The music industry for many years held the belief that digital music was a fad that would pass so they continued their same business models pushing CDs as the technology of the future, increasing the price of the music whilst decreasing the breadth of new releases. This and numerous other factors led to the decline in music sales that is still affecting the industry today. The reluctance to switch to digital music on a widespread basis led to many turning to illegal sites to get the music they wanted, the music available on file sharing sites far exceed that which was easily available in record stores. This is still the case today as record labels have been reluctant to make the transition into digital music sales over the past 10 years, whilst companies have now recognised the need to make the transition it has come late and slowly. This has impacted their bottom lines and so a viable scapegoat needs to be made to distract the world’s media from the truth of the matter; that is that they are in a mess of their own making.
Had companies chosen to push digital music much earlier i.e. way back in 2001 with the collapse of Napster they would undoubtedly be in a much different position, namely that digital sales of music would outshine CDs in volume. Had they chosen this path then they would have been able to innovate new ways of generating profit in that there was a lull in profits due to online pricing and be able to innovate ways in which to make MP3’s a more finically profitable product for them whilst still keeping the prices low to attract custom.
As I stated above, piracy has driven down prices as in order for companies to even begin to compete they had to lower prices in order to attract customers into purchasing legal music. This can only be a good thing from a consumer’s point of view especially considering that music prices were overblown and to some extent still are, just 4 years ago you could be paying up to £20 for a single album on CD now prices are averaging around the £8 an album on CD. However prices for online albums are still ridiculous, i.e. Black Veil Brides: Set the world on fire – CD purchased through Zaavi £8.85 (5) and online through iTunes (UK) £7.99 (6) overall an 86p difference. Considering the fact that the CD is a physical product that is usually printed with some illustration on it and comes in a case, usually with an in-case booklet, taking this into consideration and added to the fact that the sound quality is worse, should the cost of the digital album be much lower? Since with the digital album there is no physical product, no packaging costs and no cover album, the price is over inflated and far from value for money.

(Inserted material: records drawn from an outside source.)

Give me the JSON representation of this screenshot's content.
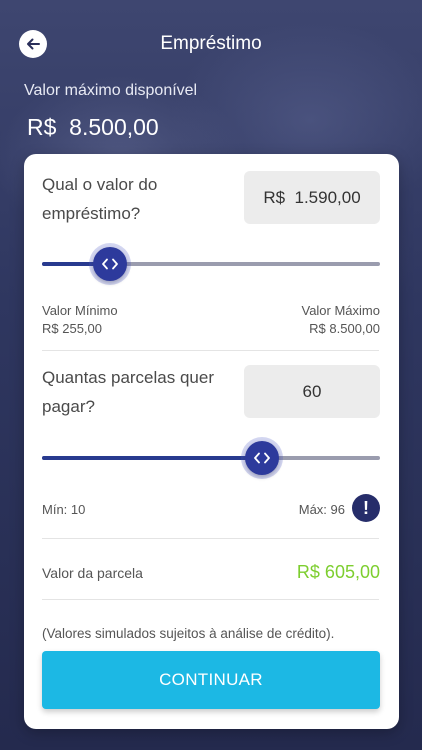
{
  "header": {
    "title": "Empréstimo",
    "back_icon": "arrow-left-icon"
  },
  "available": {
    "label": "Valor máximo disponível",
    "value": "R$  8.500,00"
  },
  "loan": {
    "question": "Qual o valor do empréstimo?",
    "value": "R$  1.590,00",
    "slider_fraction": 0.2,
    "min_label": "Valor Mínimo",
    "min_value": "R$ 255,00",
    "max_label": "Valor Máximo",
    "max_value": "R$ 8.500,00"
  },
  "installments": {
    "question": "Quantas parcelas quer pagar?",
    "value": "60",
    "slider_fraction": 0.65,
    "min_text": "Mín: 10",
    "max_text": "Máx: 96",
    "info_icon": "exclamation-icon"
  },
  "result": {
    "label": "Valor da parcela",
    "value": "R$ 605,00"
  },
  "disclaimer": "(Valores simulados sujeitos à análise de crédito).",
  "continue_label": "CONTINUAR",
  "colors": {
    "accent": "#1cb8e4",
    "slider": "#283a8f",
    "installment_value": "#7dce2f",
    "background": "#262d52"
  }
}
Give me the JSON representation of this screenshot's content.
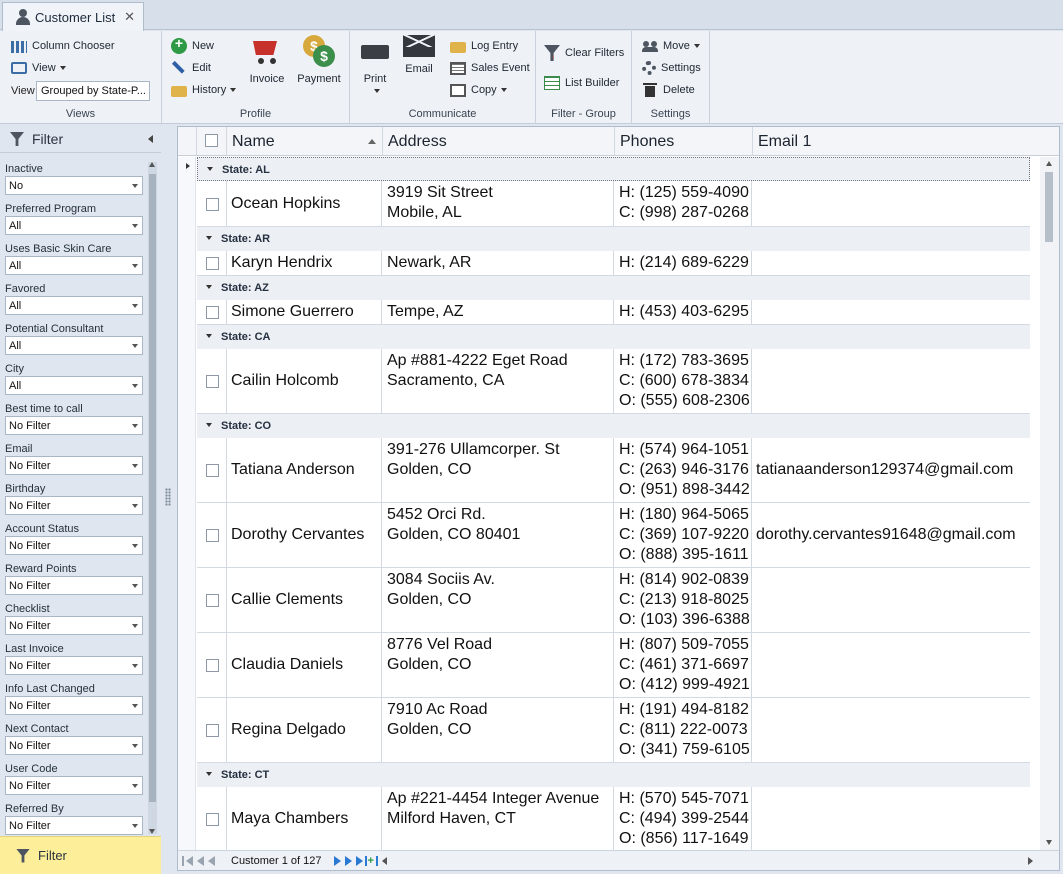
{
  "tab": {
    "title": "Customer List",
    "close": "✕"
  },
  "ribbon": {
    "views": {
      "caption": "Views",
      "column_chooser": "Column Chooser",
      "view": "View",
      "view_label": "View",
      "view_value": "Grouped by State-P..."
    },
    "profile": {
      "caption": "Profile",
      "new": "New",
      "edit": "Edit",
      "history": "History",
      "invoice": "Invoice",
      "payment": "Payment"
    },
    "communicate": {
      "caption": "Communicate",
      "print": "Print",
      "email": "Email",
      "log_entry": "Log Entry",
      "sales_event": "Sales Event",
      "copy": "Copy"
    },
    "filter_group": {
      "caption": "Filter - Group",
      "clear_filters": "Clear Filters",
      "list_builder": "List Builder"
    },
    "settings": {
      "caption": "Settings",
      "move": "Move",
      "settings": "Settings",
      "delete": "Delete"
    }
  },
  "filter_panel": {
    "title": "Filter",
    "bottom_label": "Filter",
    "filters": [
      {
        "label": "Inactive",
        "value": "No"
      },
      {
        "label": "Preferred Program",
        "value": "All"
      },
      {
        "label": "Uses Basic Skin Care",
        "value": "All"
      },
      {
        "label": "Favored",
        "value": "All"
      },
      {
        "label": "Potential Consultant",
        "value": "All"
      },
      {
        "label": "City",
        "value": "All"
      },
      {
        "label": "Best time to call",
        "value": "No Filter"
      },
      {
        "label": "Email",
        "value": "No Filter"
      },
      {
        "label": "Birthday",
        "value": "No Filter"
      },
      {
        "label": "Account Status",
        "value": "No Filter"
      },
      {
        "label": "Reward Points",
        "value": "No Filter"
      },
      {
        "label": "Checklist",
        "value": "No Filter"
      },
      {
        "label": "Last Invoice",
        "value": "No Filter"
      },
      {
        "label": "Info Last Changed",
        "value": "No Filter"
      },
      {
        "label": "Next Contact",
        "value": "No Filter"
      },
      {
        "label": "User Code",
        "value": "No Filter"
      },
      {
        "label": "Referred By",
        "value": "No Filter"
      }
    ]
  },
  "grid": {
    "columns": {
      "name": "Name",
      "address": "Address",
      "phones": "Phones",
      "email": "Email 1"
    },
    "groups": [
      {
        "label": "State: AL",
        "rows": [
          {
            "name": "Ocean Hopkins",
            "address": [
              "3919 Sit Street",
              "Mobile, AL"
            ],
            "phones": [
              "H: (125) 559-4090",
              "C: (998) 287-0268"
            ],
            "email": ""
          }
        ]
      },
      {
        "label": "State: AR",
        "rows": [
          {
            "name": "Karyn Hendrix",
            "address": [
              "Newark, AR"
            ],
            "phones": [
              "H: (214) 689-6229"
            ],
            "email": ""
          }
        ]
      },
      {
        "label": "State: AZ",
        "rows": [
          {
            "name": "Simone Guerrero",
            "address": [
              "Tempe, AZ"
            ],
            "phones": [
              "H: (453) 403-6295"
            ],
            "email": ""
          }
        ]
      },
      {
        "label": "State: CA",
        "rows": [
          {
            "name": "Cailin Holcomb",
            "address": [
              "Ap #881-4222 Eget Road",
              "Sacramento, CA"
            ],
            "phones": [
              "H: (172) 783-3695",
              "C: (600) 678-3834",
              "O: (555) 608-2306"
            ],
            "email": ""
          }
        ]
      },
      {
        "label": "State: CO",
        "rows": [
          {
            "name": "Tatiana Anderson",
            "address": [
              "391-276 Ullamcorper. St",
              "Golden, CO"
            ],
            "phones": [
              "H: (574) 964-1051",
              "C: (263) 946-3176",
              "O: (951) 898-3442"
            ],
            "email": "tatianaanderson129374@gmail.com"
          },
          {
            "name": "Dorothy Cervantes",
            "address": [
              "5452 Orci Rd.",
              "Golden, CO  80401"
            ],
            "phones": [
              "H: (180) 964-5065",
              "C: (369) 107-9220",
              "O: (888) 395-1611"
            ],
            "email": "dorothy.cervantes91648@gmail.com"
          },
          {
            "name": "Callie Clements",
            "address": [
              "3084 Sociis Av.",
              "Golden, CO"
            ],
            "phones": [
              "H: (814) 902-0839",
              "C: (213) 918-8025",
              "O: (103) 396-6388"
            ],
            "email": ""
          },
          {
            "name": "Claudia Daniels",
            "address": [
              "8776 Vel Road",
              "Golden, CO"
            ],
            "phones": [
              "H: (807) 509-7055",
              "C: (461) 371-6697",
              "O: (412) 999-4921"
            ],
            "email": ""
          },
          {
            "name": "Regina Delgado",
            "address": [
              "7910 Ac Road",
              "Golden, CO"
            ],
            "phones": [
              "H: (191) 494-8182",
              "C: (811) 222-0073",
              "O: (341) 759-6105"
            ],
            "email": ""
          }
        ]
      },
      {
        "label": "State: CT",
        "rows": [
          {
            "name": "Maya Chambers",
            "address": [
              "Ap #221-4454 Integer Avenue",
              "Milford Haven, CT"
            ],
            "phones": [
              "H: (570) 545-7071",
              "C: (494) 399-2544",
              "O: (856) 117-1649"
            ],
            "email": ""
          }
        ]
      }
    ],
    "navigator": {
      "text": "Customer 1 of 127"
    }
  }
}
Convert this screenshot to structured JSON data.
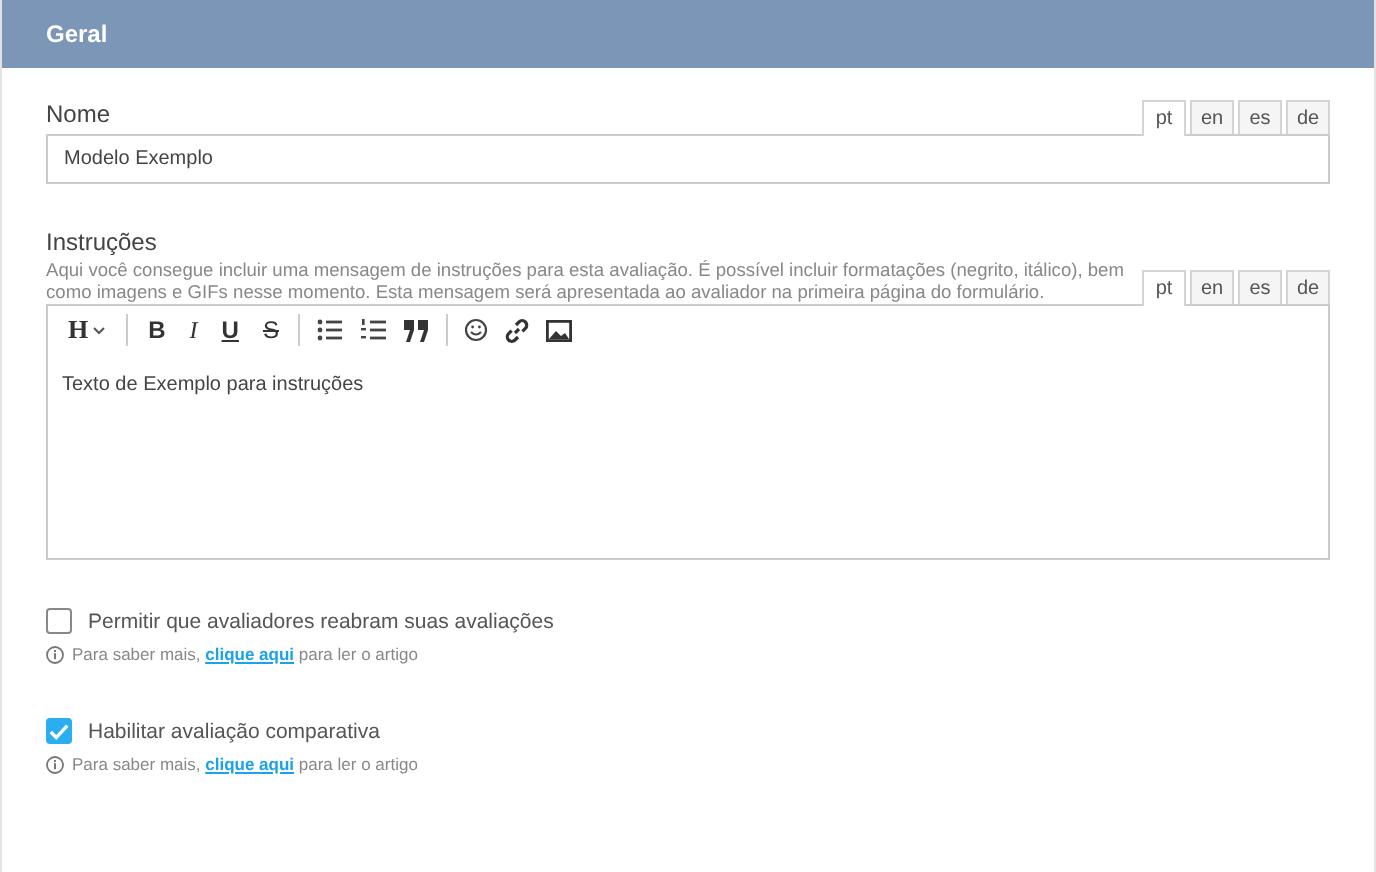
{
  "header": {
    "title": "Geral"
  },
  "name_field": {
    "label": "Nome",
    "value": "Modelo Exemplo",
    "languages": [
      {
        "label": "pt",
        "selected": true
      },
      {
        "label": "en",
        "selected": false
      },
      {
        "label": "es",
        "selected": false
      },
      {
        "label": "de",
        "selected": false
      }
    ]
  },
  "instructions": {
    "label": "Instruções",
    "description": "Aqui você consegue incluir uma mensagem de instruções para esta avaliação. É possível incluir formatações (negrito, itálico), bem como imagens e GIFs nesse momento. Esta mensagem será apresentada ao avaliador na primeira página do formulário.",
    "languages": [
      {
        "label": "pt",
        "selected": true
      },
      {
        "label": "en",
        "selected": false
      },
      {
        "label": "es",
        "selected": false
      },
      {
        "label": "de",
        "selected": false
      }
    ],
    "toolbar_letters": [
      "H",
      "B",
      "I",
      "U",
      "S"
    ],
    "content": "Texto de Exemplo para instruções"
  },
  "options": [
    {
      "label": "Permitir que avaliadores reabram suas avaliações",
      "checked": false,
      "info_before": "Para saber mais, ",
      "info_link": "clique aqui",
      "info_after": " para ler o artigo"
    },
    {
      "label": "Habilitar avaliação comparativa",
      "checked": true,
      "info_before": "Para saber mais, ",
      "info_link": "clique aqui",
      "info_after": " para ler o artigo"
    }
  ]
}
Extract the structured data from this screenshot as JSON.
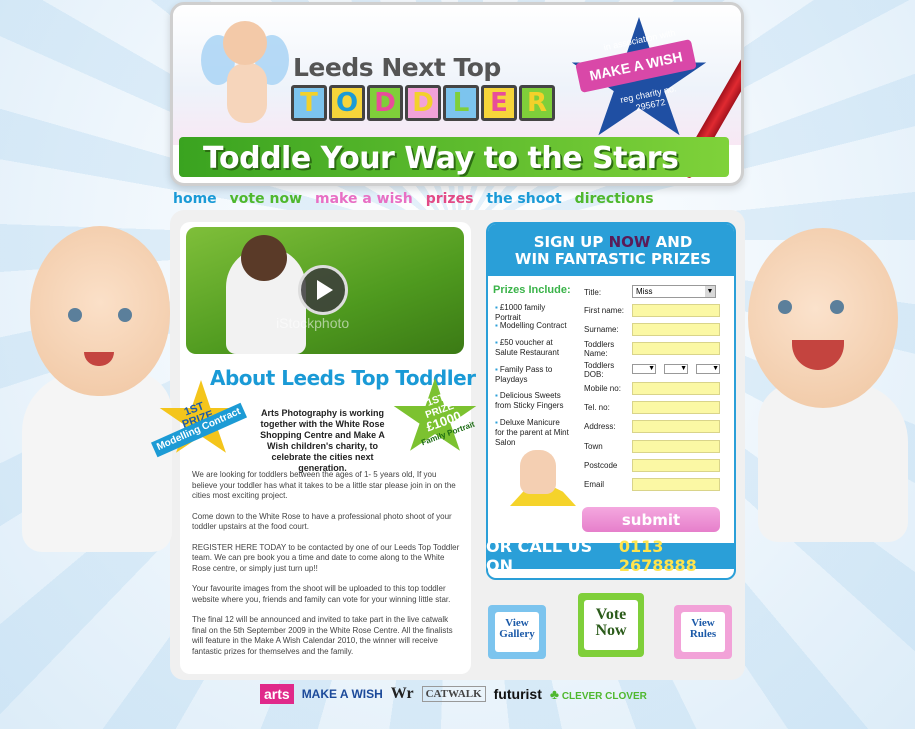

In terms of technology I stated that without Napster there would be no iTunes, what I mean by this is simply that without piracy, digital music would not exist. I used Napster as an example as it is the most notable file sharing medium to date and it created the most controversy, getting noticed in the eyes of the media and record labels alike. Prior to Napster there were no ways in which to legally download tracks of your favourite artists, yet there were innumerate ways to do so illegally. Only in 2003 did iTunes release the online store where you could purchase and download music legally, this was without doubt produced to provide an alternative where there was none (as well as create billions in revenue) and was undoubtedly created in response to the continual growth of illegal file sharing, proving that there was interest in digital music formats.
The birth of digital music is not the only technological innovation piracy is responsible for. It is now possible to download MP3’s encoded at a higher bitrate than CDs meaning that the sound quality will be much higher than that of a CD and vastly superior to the standard MP3 purchased from most legal sites including iTunes (there are a few notable exceptions such as NIN who released there last album in several formats including audio lossless), to add insult to injury you can also download audio lossless files which are, as the name would suggest perfect copies, akin to a master copy, losing nothing in the transfer from the original copy to the replica which you receive. To reiterate, you can get perfect copies of your favourite artists’ albums but only illegally!
Piracy is illegal and it legitimately deprives artists of money but it will continue to thrive until the music industry as a whole focuses on the key issues of price, quality and availability. Only once these areas are dramatically improved will pirates have no leg on which to stand and will numbers of illegal downloads dramatically fall.